Al-Matsnawi al-Arabi an-Nuriye | Al-Matsnawi al-Arabi an-Nuriye | 141
(1-357)
Mahasuci Allah. Betapa besar karunia Allah atas manusia. Dia membeli dengan harga mahal dari manusia harta yang sebetulnya merupakan titipan-Nya yang dipercayakan untuk dibawa dan dijaga oleh manusia. Jika manusia tidak mau menjual kepada-Nya ia akan berada dalam bencana besar. Andaikan ia memikulnya sendiri tentu akan mematahkan punggungnya. Andaikan ia pegang sendiri, tentu akan segera lenyap dan hilang sia-sia, sementara ia mewarisi dosa dan beban berat.

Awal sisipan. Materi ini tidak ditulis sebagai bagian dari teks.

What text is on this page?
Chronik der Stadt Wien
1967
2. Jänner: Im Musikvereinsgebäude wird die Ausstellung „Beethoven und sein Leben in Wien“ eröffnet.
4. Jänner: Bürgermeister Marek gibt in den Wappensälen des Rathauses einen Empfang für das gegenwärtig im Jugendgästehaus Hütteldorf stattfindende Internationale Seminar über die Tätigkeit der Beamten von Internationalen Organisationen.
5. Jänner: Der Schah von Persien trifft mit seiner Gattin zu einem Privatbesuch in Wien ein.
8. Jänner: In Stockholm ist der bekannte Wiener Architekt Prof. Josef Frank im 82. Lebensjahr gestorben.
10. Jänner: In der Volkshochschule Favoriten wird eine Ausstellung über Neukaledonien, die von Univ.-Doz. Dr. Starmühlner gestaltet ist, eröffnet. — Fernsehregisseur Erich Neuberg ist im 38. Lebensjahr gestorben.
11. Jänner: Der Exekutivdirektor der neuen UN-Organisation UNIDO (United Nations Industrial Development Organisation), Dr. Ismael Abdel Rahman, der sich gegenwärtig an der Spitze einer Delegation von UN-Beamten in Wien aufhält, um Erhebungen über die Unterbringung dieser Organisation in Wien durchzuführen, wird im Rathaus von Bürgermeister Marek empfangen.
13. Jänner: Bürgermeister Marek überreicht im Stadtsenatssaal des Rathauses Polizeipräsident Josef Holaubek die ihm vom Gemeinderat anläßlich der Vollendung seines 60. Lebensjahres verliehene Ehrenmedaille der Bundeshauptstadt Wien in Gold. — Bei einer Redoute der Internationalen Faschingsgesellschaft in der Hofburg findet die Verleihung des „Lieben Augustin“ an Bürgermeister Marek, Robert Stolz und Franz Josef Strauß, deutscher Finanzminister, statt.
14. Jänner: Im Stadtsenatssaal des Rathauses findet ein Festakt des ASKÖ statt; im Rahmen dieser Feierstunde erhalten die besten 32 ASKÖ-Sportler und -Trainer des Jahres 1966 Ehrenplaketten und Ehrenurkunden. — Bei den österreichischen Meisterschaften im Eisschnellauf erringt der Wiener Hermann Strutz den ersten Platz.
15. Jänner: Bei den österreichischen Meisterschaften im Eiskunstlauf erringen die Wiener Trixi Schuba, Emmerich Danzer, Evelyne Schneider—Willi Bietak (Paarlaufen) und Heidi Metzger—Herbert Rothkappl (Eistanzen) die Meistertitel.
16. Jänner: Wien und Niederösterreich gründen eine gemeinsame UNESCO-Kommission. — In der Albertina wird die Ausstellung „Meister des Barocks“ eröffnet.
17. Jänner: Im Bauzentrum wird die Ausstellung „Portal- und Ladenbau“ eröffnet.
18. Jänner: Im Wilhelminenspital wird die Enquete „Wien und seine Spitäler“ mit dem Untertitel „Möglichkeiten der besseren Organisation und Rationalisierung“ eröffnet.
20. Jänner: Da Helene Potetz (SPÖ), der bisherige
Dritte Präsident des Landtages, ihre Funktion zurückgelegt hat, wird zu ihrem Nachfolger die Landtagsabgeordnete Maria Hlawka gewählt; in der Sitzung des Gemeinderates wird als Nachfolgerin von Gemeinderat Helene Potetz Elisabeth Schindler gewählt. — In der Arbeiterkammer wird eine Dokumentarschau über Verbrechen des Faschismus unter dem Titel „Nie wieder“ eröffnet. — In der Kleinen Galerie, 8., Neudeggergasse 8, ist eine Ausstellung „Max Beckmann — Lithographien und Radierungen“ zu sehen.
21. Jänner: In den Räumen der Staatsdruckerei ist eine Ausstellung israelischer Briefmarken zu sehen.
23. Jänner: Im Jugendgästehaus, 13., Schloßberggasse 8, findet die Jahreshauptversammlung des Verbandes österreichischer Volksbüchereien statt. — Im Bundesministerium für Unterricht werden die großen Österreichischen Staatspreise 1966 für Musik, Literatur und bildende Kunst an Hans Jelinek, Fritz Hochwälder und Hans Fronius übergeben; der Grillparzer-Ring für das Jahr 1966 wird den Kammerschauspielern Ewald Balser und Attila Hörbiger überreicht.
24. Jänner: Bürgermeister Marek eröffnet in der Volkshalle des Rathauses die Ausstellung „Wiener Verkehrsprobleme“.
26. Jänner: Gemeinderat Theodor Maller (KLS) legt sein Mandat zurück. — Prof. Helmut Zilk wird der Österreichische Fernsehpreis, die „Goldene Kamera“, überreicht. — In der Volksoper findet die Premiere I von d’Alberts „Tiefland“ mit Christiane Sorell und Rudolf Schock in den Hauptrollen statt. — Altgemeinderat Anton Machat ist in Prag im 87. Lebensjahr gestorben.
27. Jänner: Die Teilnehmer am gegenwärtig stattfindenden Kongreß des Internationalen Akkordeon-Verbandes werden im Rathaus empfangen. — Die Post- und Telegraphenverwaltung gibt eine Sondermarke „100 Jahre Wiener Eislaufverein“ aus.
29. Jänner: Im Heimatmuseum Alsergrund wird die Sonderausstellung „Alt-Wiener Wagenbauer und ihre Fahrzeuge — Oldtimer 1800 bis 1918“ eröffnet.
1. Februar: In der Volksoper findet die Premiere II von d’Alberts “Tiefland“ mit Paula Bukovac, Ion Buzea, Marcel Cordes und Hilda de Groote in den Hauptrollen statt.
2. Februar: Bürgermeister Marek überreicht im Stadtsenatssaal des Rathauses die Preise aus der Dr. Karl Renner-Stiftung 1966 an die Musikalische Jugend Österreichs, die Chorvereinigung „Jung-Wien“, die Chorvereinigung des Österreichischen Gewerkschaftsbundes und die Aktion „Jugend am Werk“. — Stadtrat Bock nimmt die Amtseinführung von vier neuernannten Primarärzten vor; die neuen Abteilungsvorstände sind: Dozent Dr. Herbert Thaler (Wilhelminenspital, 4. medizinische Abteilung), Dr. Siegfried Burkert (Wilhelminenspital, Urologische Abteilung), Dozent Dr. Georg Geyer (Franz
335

Ketahuilah bahwa ucapan berikut ini benar-benar terwujud dalam diriku,
Mataku telah terlelap di malam masa muda
Ia baru sadar di waktu subuh yang telah beruban
Waktu sadar yang paling berat adalah di saat muda. Saat ini aku merasa ia merupakan masa tidur yang paling lelap. Orang-orang yang tercerahkan dan terbangun dalam pandangan materialisme, sama seperti kondisi sadarku di masa lalu. Mereka seperti orang yang bermimpi bahwa dirinya sadar lalu menceritakan mimpinya kepada sejumlah orang. Padahal, ia justru sedang melewati tingkatan tidur yang ringan kepada tidur yang lelap. Siapa yang tidur semacam itu maka ia seperti orang mati. Bagaimana mungkin membangunkan orang yang mengantuk berat dan memberitahukan sesuatu kepada orang yang sedang tertidur lelap?
Wahai yang berada di antara kondisi terjaga dan tertidur, jangan mendekati kaum materialis dengan toleransi agama dan sikap menyerupai mereka lantaran mengira bahwa diri kalian adalah jembatan untuk mendekati mereka sekaligus mengisi lembah antar kita. Tidak, jarak antara kaum beriman dan kaum kafir tidak terhingga. Lembah antar kita juga sangat dalam tak mungkin diisi. Sebaliknya, justru engkau yang akan mengikuti mereka atau tersesat jauh.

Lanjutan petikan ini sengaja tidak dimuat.